Low-temperature structural deformation and fragmentation of lead styphnate by in-situ experiments and calculation

As one of the most used pyrotechnic composites in spacecraft pyrotechnic devices, the reliability of lead styphnate (LS) in a cryogenic environment needs an adaptability evaluation before the deployment of new deep space exploration programs. Nonetheless, there is a limited understanding of the effects of low temperatures on LS. Herein, we have designed cryogenic storage experiments with a low-temperature in-situ methodology to explore the effects of low temperatures on the properties and performance of LS. By comparing the experimental data before, after storage, and at low temperatures, LS exhibited unique characteristics and failure behaviors at low temperatures than at high temperatures. After storage, the impact sensitivity of LS increased sharply due to particle fragmentation, whilst the flame sensitivity of LS decreased significantly at low temperatures.

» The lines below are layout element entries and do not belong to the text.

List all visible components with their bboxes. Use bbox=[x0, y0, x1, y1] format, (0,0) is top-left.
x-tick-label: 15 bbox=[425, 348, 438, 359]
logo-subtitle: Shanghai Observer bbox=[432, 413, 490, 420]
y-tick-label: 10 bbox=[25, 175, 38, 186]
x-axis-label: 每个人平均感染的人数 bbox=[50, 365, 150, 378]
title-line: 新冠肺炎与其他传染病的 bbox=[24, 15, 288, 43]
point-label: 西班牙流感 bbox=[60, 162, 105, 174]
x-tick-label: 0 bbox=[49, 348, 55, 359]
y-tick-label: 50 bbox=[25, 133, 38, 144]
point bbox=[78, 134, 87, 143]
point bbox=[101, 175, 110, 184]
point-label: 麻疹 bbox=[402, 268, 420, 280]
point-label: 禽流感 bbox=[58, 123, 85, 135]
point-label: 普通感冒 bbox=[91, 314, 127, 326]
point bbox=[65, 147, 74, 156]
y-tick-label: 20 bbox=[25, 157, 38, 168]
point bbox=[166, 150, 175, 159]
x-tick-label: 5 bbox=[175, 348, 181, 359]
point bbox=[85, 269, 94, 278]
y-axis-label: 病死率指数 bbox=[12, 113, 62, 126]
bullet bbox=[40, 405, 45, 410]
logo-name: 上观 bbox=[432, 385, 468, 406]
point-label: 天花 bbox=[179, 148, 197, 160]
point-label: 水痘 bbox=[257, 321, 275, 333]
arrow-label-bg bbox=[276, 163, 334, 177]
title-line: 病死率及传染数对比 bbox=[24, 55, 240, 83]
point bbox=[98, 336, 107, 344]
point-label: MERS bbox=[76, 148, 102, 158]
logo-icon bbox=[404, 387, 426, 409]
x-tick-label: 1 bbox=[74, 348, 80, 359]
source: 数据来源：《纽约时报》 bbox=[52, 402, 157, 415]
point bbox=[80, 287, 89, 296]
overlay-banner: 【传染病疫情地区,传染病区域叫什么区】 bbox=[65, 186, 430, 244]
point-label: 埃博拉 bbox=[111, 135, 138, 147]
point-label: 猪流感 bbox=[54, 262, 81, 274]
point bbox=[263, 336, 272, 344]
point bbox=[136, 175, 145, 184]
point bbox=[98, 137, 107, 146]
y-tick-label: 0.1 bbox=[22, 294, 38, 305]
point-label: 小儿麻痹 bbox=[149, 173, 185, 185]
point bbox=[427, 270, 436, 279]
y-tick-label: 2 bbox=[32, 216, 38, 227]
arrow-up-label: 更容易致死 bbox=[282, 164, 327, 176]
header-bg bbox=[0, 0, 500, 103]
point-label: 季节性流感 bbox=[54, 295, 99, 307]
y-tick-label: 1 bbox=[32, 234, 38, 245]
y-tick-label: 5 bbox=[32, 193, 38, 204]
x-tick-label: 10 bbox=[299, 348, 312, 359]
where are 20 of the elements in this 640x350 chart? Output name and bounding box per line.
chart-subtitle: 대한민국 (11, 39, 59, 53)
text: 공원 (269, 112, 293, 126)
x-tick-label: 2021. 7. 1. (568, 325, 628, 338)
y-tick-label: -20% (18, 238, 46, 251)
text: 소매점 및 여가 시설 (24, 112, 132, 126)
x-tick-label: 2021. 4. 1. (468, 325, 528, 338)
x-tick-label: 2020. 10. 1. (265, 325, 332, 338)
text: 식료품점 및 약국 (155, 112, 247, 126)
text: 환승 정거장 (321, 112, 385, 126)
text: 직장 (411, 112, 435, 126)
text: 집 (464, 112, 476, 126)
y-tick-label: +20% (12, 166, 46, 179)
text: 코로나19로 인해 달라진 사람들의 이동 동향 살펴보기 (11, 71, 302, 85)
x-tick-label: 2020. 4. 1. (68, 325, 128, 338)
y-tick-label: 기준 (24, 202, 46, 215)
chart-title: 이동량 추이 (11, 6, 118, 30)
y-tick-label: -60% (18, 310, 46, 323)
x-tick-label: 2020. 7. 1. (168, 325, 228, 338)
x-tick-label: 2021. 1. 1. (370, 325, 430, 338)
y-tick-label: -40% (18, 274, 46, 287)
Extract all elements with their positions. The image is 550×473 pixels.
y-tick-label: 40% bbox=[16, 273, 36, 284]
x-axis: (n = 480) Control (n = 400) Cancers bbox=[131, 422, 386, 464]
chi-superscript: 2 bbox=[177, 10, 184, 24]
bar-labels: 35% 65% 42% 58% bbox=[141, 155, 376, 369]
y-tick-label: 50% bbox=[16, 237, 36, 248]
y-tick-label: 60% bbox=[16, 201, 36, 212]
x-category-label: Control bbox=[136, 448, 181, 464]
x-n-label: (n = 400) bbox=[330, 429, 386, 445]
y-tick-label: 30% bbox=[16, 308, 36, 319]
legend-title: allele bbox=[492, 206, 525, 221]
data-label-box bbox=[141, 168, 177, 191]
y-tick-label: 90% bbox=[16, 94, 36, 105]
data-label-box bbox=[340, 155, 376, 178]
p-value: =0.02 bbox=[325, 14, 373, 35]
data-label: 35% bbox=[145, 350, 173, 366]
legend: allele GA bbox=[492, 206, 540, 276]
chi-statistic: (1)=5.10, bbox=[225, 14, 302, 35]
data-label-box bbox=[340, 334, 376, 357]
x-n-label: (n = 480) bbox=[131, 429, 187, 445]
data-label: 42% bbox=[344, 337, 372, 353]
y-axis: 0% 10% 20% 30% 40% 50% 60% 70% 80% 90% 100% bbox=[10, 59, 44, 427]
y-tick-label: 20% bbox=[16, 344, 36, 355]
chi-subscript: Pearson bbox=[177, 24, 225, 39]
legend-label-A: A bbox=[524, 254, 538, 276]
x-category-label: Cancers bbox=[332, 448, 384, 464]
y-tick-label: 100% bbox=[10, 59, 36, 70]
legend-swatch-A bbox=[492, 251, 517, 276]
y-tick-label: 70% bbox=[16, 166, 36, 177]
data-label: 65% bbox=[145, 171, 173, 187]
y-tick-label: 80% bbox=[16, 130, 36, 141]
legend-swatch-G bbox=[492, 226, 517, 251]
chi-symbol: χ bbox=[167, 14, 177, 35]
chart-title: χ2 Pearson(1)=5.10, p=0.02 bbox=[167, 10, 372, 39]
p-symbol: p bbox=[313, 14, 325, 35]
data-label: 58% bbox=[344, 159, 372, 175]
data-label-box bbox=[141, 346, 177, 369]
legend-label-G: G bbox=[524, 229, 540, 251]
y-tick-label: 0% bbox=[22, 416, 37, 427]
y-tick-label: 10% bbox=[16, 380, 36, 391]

Employing in-situ powder x-ray diffraction (PXRD) characterization and ignition tests, the low-temperature ignition failure of LS is thought to be closely related to the distortion of the crystal structure of LS, resulting in a “structural shutdown” at −80 °C. Our study disclosed the properties of LS at low temperatures and provided feasible research methods for other energetic materials, aiming to prevent possible future risks and help to establish test standards at low temperatures.